Conservatives argue that Washington never cuts programs, it just increases spending on them more slowly than planned. But to recipients of federal benefits, that type of "cut" can seem just as painful. That's why there is an intense battle looming over a proposal to reduce the cost-of-living adjustments applied to numerous federal programs, including Social Security. The change is billed as a more accurate way to calculate the effects of inflation, but it's really just a way to make Washington's financial picture marginally brighter.
Both President Obama and House Speaker John A. Boehner (R-Ohio) have embraced a new version of the Consumer Price Index that's designed to do a better job accounting for how people respond to changes in prices. The switch to "chained-CPI" would trim the annual cost-of-living adjustment slightly, reducing Social Security and other federal benefit payments by more than $100 billion over 10 years. It would also generate billions more in tax revenue by slowing the rate at which tax brackets are adjusted for inflation, causing taxpayers with growing incomes to move more rapidly into higher brackets.

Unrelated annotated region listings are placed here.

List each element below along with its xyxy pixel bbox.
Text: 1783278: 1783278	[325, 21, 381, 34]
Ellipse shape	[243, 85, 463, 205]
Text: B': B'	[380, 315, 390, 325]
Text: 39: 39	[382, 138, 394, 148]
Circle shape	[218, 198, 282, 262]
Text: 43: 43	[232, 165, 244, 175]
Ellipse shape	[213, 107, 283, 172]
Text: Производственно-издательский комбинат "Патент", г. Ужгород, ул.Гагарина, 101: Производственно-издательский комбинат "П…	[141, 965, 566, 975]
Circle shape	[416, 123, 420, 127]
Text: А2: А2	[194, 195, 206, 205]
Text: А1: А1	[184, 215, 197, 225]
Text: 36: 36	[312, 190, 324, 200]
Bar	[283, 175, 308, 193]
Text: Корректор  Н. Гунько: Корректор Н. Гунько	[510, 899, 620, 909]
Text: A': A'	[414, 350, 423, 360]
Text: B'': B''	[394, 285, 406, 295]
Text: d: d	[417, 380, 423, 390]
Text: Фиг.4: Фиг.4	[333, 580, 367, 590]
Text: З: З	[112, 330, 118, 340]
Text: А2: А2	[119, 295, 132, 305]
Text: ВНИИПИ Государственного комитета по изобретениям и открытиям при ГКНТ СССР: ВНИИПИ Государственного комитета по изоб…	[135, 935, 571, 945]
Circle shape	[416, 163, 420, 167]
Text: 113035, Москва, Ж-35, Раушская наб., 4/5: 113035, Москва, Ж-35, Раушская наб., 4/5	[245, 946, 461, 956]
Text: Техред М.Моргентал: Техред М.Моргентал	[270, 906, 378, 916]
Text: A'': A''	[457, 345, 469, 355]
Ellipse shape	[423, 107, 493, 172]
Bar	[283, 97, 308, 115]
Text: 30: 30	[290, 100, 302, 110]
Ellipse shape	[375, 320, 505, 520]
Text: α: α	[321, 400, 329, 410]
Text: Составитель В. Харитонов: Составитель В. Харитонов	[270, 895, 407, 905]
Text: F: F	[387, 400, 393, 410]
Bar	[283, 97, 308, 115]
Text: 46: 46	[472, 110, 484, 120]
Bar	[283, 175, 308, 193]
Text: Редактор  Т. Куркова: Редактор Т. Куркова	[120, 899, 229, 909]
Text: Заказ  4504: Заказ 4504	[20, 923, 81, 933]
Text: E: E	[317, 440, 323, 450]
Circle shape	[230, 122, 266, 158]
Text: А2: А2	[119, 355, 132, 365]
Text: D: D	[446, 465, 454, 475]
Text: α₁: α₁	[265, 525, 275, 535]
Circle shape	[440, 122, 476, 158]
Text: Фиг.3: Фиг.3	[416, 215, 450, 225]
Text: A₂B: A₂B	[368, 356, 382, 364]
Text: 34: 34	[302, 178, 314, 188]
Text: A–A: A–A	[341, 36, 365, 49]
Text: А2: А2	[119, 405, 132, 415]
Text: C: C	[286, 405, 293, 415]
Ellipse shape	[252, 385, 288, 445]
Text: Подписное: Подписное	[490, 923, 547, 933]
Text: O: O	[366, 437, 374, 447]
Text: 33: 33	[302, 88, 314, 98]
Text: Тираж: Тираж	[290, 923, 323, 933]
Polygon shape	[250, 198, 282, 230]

Economists have grumbled for decades that the CPI overstates the real increase in the cost of living, in part because it assumes that the only way consumers react to changes in prices is to switch between more and less expensive versions of the same product. It doesn't consider how consumers change what they put into their shopping baskets in the face of rising prices by, for example, replacing meat with pasta. The "chained" approach to CPI factors in changes in the shopping basket as well as the price of the items therein to reflect more accurately the products people are actually buying.